Sul piatto della bilancia in positivo per Colbrelli ci sono due podi inattesi in tappe di montagna con fughe da lontano, lui che di fughe non ne ha quasi mai fatte in carriera da professionista. «Non sono mai riuscito a prender parte veramente a nessuna volata, ma mi sono inventato nelle fughe. È stato senza dubbio per me un Tour diverso, corso in maniera diversa. Probabilmente il campionato italiano mi ha aperto un nuovo modo di correre. È probabile che avendo perso smalto in volata abbia acquisito più forza in salita».

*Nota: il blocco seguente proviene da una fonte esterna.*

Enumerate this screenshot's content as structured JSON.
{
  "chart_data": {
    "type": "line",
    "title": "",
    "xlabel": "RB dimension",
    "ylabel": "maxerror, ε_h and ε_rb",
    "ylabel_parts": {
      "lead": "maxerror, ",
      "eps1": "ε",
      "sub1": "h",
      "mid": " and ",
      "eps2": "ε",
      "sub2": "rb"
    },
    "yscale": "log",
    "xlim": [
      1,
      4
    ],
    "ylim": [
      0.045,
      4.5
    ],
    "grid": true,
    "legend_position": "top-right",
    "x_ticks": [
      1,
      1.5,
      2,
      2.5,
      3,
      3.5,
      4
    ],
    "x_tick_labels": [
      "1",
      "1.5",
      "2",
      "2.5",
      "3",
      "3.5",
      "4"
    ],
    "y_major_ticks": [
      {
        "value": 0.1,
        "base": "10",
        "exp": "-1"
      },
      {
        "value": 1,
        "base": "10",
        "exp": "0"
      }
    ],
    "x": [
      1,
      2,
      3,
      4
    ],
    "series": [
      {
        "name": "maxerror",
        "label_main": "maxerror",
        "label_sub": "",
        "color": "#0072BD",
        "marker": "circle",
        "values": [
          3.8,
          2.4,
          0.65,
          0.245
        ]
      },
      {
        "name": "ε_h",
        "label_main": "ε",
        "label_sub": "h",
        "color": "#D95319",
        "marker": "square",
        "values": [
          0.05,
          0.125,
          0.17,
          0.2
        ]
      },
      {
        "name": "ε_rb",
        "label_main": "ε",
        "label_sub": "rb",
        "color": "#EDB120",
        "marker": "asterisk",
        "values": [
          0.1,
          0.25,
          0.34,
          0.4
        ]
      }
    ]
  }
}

Questo periodo apre uno scenario diverso per la carriera di Sonny Colbrelli che è in scadenza di contratto e dovrebbe rinnovare con la Bahrain dopo i buoni risultati ottenuti finora in questa stagione. Un modo di correre che potrebbe tornare utile al campione italiano per cercare di aggiudicarsi una grande classica, obiettivo che è alla sua portata. Sempre in chiave positiva c’è da considerare la lotta per la maglia verde che lo ha visto impegnato fino all’ultimo e dove ha concluso al terzo posto alle spalle di Cavendish e Matthews.

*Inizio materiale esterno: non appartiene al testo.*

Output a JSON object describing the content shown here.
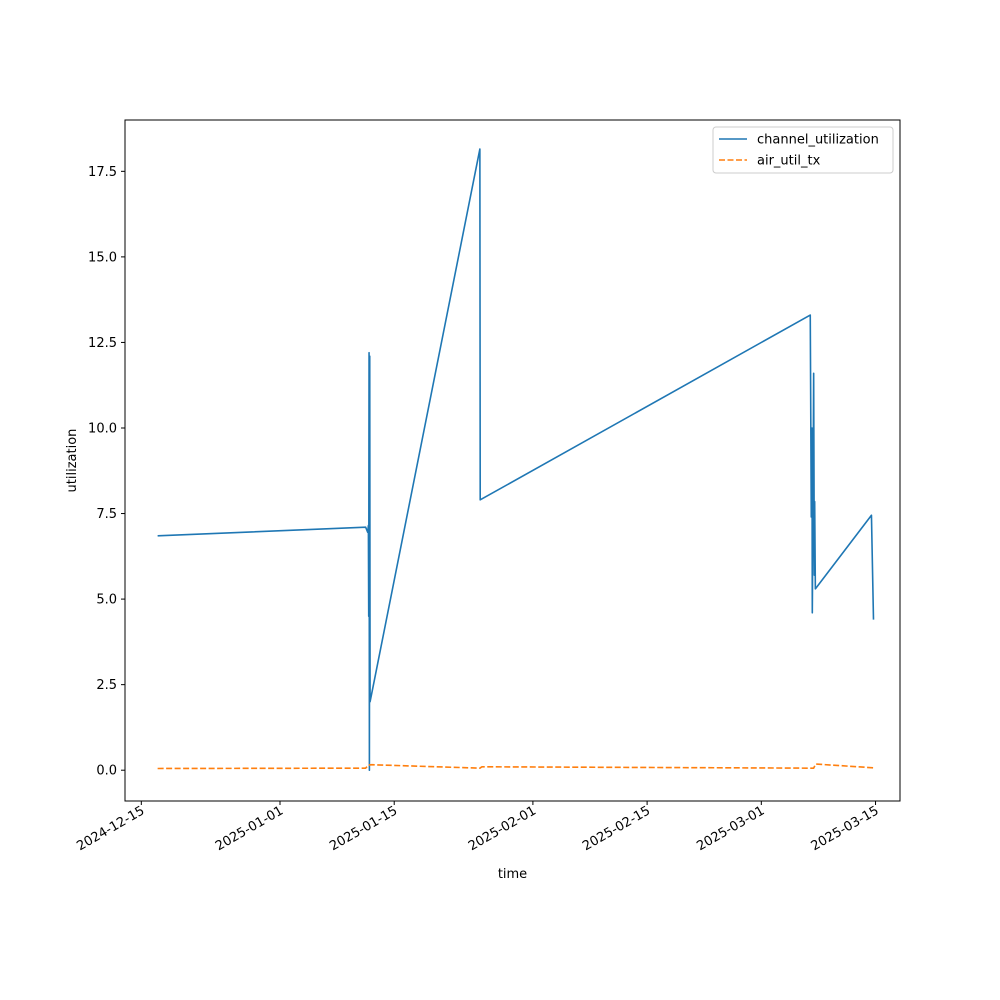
{
  "chart_data": {
    "type": "line",
    "title": "",
    "xlabel": "time",
    "ylabel": "utilization",
    "x_is_date": true,
    "xlim": [
      "2024-12-13",
      "2025-03-18"
    ],
    "ylim": [
      -0.9,
      19.0
    ],
    "x_ticks": [
      {
        "date": "2024-12-15",
        "label": "2024-12-15"
      },
      {
        "date": "2025-01-01",
        "label": "2025-01-01"
      },
      {
        "date": "2025-01-15",
        "label": "2025-01-15"
      },
      {
        "date": "2025-02-01",
        "label": "2025-02-01"
      },
      {
        "date": "2025-02-15",
        "label": "2025-02-15"
      },
      {
        "date": "2025-03-01",
        "label": "2025-03-01"
      },
      {
        "date": "2025-03-15",
        "label": "2025-03-15"
      }
    ],
    "y_ticks": [
      {
        "value": 0.0,
        "label": "0.0"
      },
      {
        "value": 2.5,
        "label": "2.5"
      },
      {
        "value": 5.0,
        "label": "5.0"
      },
      {
        "value": 7.5,
        "label": "7.5"
      },
      {
        "value": 10.0,
        "label": "10.0"
      },
      {
        "value": 12.5,
        "label": "12.5"
      },
      {
        "value": 15.0,
        "label": "15.0"
      },
      {
        "value": 17.5,
        "label": "17.5"
      }
    ],
    "grid": false,
    "legend_position": "top-right",
    "series": [
      {
        "name": "channel_utilization",
        "color": "#1f77b4",
        "dash": "solid",
        "points": [
          [
            "2024-12-17T00:00",
            6.85
          ],
          [
            "2025-01-11T12:00",
            7.1
          ],
          [
            "2025-01-11T18:00",
            6.95
          ],
          [
            "2025-01-11T20:00",
            7.15
          ],
          [
            "2025-01-11T21:00",
            4.5
          ],
          [
            "2025-01-11T22:00",
            12.2
          ],
          [
            "2025-01-11T23:00",
            0.0
          ],
          [
            "2025-01-12T00:00",
            12.1
          ],
          [
            "2025-01-12T01:00",
            2.0
          ],
          [
            "2025-01-25T12:00",
            18.15
          ],
          [
            "2025-01-25T13:00",
            7.9
          ],
          [
            "2025-03-07T00:00",
            13.3
          ],
          [
            "2025-03-07T03:00",
            7.4
          ],
          [
            "2025-03-07T05:00",
            10.0
          ],
          [
            "2025-03-07T06:00",
            4.6
          ],
          [
            "2025-03-07T08:00",
            7.6
          ],
          [
            "2025-03-07T10:00",
            11.6
          ],
          [
            "2025-03-07T12:00",
            5.7
          ],
          [
            "2025-03-07T13:00",
            7.85
          ],
          [
            "2025-03-07T15:00",
            5.3
          ],
          [
            "2025-03-14T12:00",
            7.45
          ],
          [
            "2025-03-14T18:00",
            4.4
          ]
        ]
      },
      {
        "name": "air_util_tx",
        "color": "#ff7f0e",
        "dash": "dashed",
        "points": [
          [
            "2024-12-17T00:00",
            0.05
          ],
          [
            "2025-01-11T12:00",
            0.06
          ],
          [
            "2025-01-11T20:00",
            0.15
          ],
          [
            "2025-01-12T06:00",
            0.16
          ],
          [
            "2025-01-25T12:00",
            0.06
          ],
          [
            "2025-01-25T18:00",
            0.1
          ],
          [
            "2025-03-07T00:00",
            0.06
          ],
          [
            "2025-03-07T10:00",
            0.06
          ],
          [
            "2025-03-07T16:00",
            0.18
          ],
          [
            "2025-03-14T18:00",
            0.07
          ]
        ]
      }
    ]
  }
}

«Ho trovato quest’anno un redivivo Cannonball che è stato eccezionale in volata, supportato da una squadra fenomenale per vincere le tappe. Ho cercato di impegnarmi anche negli sprint intermedi per racimolare punti, ma è stato molto impegnativo e dispendioso dal punto di vista fisico. Con una vittoria di tappa sarebbe stato più semplice competere». Può consolarsi con la vittoria nella classifica a squadre. «Sì, noi della Bahrain abbiamo fatto un grande tour, abbiamo vinto tappe, indossato seppur per pochi giorni la maglia a pois, e attirato tante invidie. Questo spiega ma non giustifica il blitz della polizia francese nel nostro albergo. Se ci penso ancora mi viene una grande rabbia».

A livello individuale il Tour si è concluso con il 52esimo posto nella classifica generale, mai così in alto nei grandi Giri effettuati. «Sì perchè gli altri anni curavo solo le volate e le tappe adatte a me, poi in salita staccavo la spina. Qui invece dovendo lottare per i traguardi volanti per la maglia verde ho insistito di più per tenere in salita. Ed ho ottenuto un secondo e un terzo posto in tappe di montagna. Per certi versi sono stupito anch’io». Sulla bilancia in negativo invece...«Ancora una volta non sono riuscito a vincere una tappa, ma almeno sono stato protagonista e credo di avere onorato al meglio la maglia tricolore che la squadra mi ha confezionato ben visibile. Avrei voluto una vittoria di tappa anche per onorare la vittoria della Nazionale italiana di calcio agli Europei». Ed ora? «Devo riposare, è stato un Tour dispendioso e faticoso per me e devo mettere a posto il ginocchio che ho battuto in una caduta e poi un principio di tendinite che mi infastidisce».